Kolaczkowski Bryan, Thornton Joseph W
Center for Ecology and Evolutionary Biology, University of Oregon, USA.
Mol Biol Evol. 2008 Jun;25(6):1054-66. doi: 10.1093/molbev/msn042. Epub 2008 Mar 3.
Evolutionary relationships are typically inferred from molecular sequence data using a statistical model of the evolutionary process. When the model accurately reflects the underlying process, probabilistic phylogenetic methods recover the correct relationships with high accuracy. There is ample evidence, however, that models commonly used today do not adequately reflect real-world evolutionary dynamics. Virtually all contemporary models assume that relatively fast-evolving sites are fast across the entire tree, whereas slower sites always evolve at relatively slower rates.
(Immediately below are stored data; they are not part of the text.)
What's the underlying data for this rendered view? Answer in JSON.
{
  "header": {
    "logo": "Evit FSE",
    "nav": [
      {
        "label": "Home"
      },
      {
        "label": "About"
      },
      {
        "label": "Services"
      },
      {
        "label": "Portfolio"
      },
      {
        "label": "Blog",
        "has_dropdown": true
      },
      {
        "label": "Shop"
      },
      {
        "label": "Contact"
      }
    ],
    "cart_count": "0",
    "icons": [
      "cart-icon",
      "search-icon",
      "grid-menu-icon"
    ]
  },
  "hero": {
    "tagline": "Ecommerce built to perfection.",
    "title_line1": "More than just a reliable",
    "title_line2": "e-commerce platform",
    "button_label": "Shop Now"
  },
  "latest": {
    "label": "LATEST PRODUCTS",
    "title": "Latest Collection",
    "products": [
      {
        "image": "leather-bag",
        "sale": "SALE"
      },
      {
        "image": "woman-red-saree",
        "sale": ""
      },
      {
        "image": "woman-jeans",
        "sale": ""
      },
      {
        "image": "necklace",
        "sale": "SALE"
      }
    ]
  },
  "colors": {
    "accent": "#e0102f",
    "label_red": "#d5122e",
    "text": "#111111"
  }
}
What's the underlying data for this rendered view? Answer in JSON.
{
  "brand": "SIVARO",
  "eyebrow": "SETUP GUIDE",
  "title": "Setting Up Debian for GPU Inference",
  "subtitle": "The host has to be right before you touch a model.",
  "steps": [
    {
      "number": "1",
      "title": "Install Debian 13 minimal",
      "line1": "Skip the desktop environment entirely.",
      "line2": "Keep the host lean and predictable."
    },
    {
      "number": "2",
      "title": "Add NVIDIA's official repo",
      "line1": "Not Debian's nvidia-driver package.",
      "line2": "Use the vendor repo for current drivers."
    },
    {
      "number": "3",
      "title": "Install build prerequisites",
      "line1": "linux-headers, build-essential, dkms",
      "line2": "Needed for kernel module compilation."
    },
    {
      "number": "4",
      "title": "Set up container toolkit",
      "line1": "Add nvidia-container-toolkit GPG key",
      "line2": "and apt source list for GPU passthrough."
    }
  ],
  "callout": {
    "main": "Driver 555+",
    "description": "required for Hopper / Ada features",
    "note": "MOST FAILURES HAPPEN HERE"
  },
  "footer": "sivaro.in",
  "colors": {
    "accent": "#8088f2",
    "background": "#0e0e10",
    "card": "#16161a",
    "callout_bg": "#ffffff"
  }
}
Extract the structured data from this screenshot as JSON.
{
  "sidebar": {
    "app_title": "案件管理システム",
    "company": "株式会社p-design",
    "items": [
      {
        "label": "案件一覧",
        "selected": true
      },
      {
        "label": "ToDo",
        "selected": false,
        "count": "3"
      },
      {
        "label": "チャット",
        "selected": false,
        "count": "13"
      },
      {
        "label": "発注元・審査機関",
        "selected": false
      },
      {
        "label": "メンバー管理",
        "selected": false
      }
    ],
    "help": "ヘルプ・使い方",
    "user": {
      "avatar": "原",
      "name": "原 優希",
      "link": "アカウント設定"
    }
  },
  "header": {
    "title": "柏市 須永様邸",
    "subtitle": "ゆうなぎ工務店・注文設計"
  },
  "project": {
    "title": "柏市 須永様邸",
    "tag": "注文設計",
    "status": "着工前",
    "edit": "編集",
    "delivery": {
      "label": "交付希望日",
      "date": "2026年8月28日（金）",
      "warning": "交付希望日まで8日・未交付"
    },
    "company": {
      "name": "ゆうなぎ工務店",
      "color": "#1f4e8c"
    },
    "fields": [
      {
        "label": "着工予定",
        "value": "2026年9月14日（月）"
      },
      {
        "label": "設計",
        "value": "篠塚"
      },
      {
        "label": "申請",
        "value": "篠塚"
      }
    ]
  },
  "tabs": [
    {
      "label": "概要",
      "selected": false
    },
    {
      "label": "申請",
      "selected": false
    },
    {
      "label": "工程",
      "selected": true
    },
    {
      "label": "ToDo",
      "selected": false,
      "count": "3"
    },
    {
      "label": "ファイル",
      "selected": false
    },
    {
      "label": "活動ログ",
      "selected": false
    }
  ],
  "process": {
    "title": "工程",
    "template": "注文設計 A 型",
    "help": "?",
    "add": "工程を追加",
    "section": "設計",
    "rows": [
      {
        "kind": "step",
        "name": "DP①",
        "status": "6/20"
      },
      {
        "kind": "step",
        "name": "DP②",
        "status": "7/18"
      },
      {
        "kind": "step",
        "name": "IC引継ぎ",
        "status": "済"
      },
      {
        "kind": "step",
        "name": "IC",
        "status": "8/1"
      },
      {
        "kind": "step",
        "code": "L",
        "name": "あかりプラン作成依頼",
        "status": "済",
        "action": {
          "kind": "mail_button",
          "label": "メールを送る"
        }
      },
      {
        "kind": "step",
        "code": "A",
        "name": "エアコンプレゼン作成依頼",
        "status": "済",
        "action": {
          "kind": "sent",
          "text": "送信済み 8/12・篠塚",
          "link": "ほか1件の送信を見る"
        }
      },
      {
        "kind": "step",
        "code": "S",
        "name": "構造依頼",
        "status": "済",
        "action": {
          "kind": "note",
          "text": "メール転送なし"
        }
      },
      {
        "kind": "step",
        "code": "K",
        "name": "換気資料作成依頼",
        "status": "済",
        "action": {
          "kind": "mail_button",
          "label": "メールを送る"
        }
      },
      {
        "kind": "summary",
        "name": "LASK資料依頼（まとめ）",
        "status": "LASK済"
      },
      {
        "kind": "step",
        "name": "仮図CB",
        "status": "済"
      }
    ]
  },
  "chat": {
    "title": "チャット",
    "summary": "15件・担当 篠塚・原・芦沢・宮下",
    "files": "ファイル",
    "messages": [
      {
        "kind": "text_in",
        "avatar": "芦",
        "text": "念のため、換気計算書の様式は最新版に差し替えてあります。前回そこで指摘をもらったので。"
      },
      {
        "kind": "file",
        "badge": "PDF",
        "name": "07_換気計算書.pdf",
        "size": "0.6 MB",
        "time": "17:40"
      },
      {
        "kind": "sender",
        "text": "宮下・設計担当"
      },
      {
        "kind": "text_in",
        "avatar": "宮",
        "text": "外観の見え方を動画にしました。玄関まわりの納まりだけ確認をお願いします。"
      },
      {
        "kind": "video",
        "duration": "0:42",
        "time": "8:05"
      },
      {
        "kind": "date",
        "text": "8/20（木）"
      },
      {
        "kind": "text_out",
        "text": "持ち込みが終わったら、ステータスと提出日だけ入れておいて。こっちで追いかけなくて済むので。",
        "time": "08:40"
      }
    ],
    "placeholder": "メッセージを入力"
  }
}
Many molecular sequences, however, exhibit site-specific changes in evolutionary rates, called "heterotachy." Here we examine the accuracy of 2 phylogenetic methods for incorporating heterotachy, the mixed branch length model--which incorporates site-specific rate changes by summing likelihoods over multiple sets of branch lengths on the same tree--and the covarion model, which uses a hidden Markov process to allow sites to switch between variable and invariable as they evolve. Under a variety of simple heterogeneous simulation conditions, the mixed model was dramatically more accurate than homotachous models, which were subject to topological biases as well as biases in branch length estimates. When data were simulated with strong versions of the types of heterotachy observed in real molecular sequences, the mixed branch length model was more accurate than homotachous techniques. Analyses of empirical data sets confirmed that the mixed branch length model can improve phylogenetic accuracy under conditions that cause homotachous models to fail. In contrast, the covarion model did not improve phylogenetic accuracy compared with homotachous models and was sometimes substantially less accurate. We conclude that a mixed branch length approach, although not the solution to all phylogenetic errors, is a valuable strategy for improving the accuracy of inferred trees.
进化关系通常是根据分子序列数据,利用进化过程的统计模型推断出来的。当模型准确反映潜在过程时,概率系统发育方法就能高精度地恢复正确的关系。然而,有充分证据表明,当今常用的模型并不能充分反映现实世界的进化动态。几乎所有当代模型都假定,进化较快的位点在整棵树上进化速度都快,而进化较慢的位点总是以相对较慢的速度进化。然而,许多分子序列在进化速率上表现出位点特异性变化,即“异速进化”。在这里,我们检验了两种纳入异速进化的系统发育方法的准确性,即混合分支长度模型(通过对同一棵树上的多组分支长度的似然性求和来纳入位点特异性速率变化)和协变模型(使用隐马尔可夫过程使位点在进化过程中在可变和不变状态之间切换)。在各种简单的异质性模拟条件下,混合模型比同速进化模型的准确性要高得多,同速进化模型存在拓扑偏差以及分支长度估计偏差。当用在真实分子序列中观察到的强版本异速进化类型模拟数据时,混合分支长度模型比同速进化技术更准确。对经验数据集的分析证实,在导致同速进化模型失效的条件下,混合分支长度模型可以提高系统发育的准确性。相比之下,协变模型与同速进化模型相比并没有提高系统发育的准确性,有时甚至准确性大幅降低。我们得出结论,混合分支长度方法虽然不能解决所有系统发育错误,但却是提高推断树准确性的一种有价值的策略。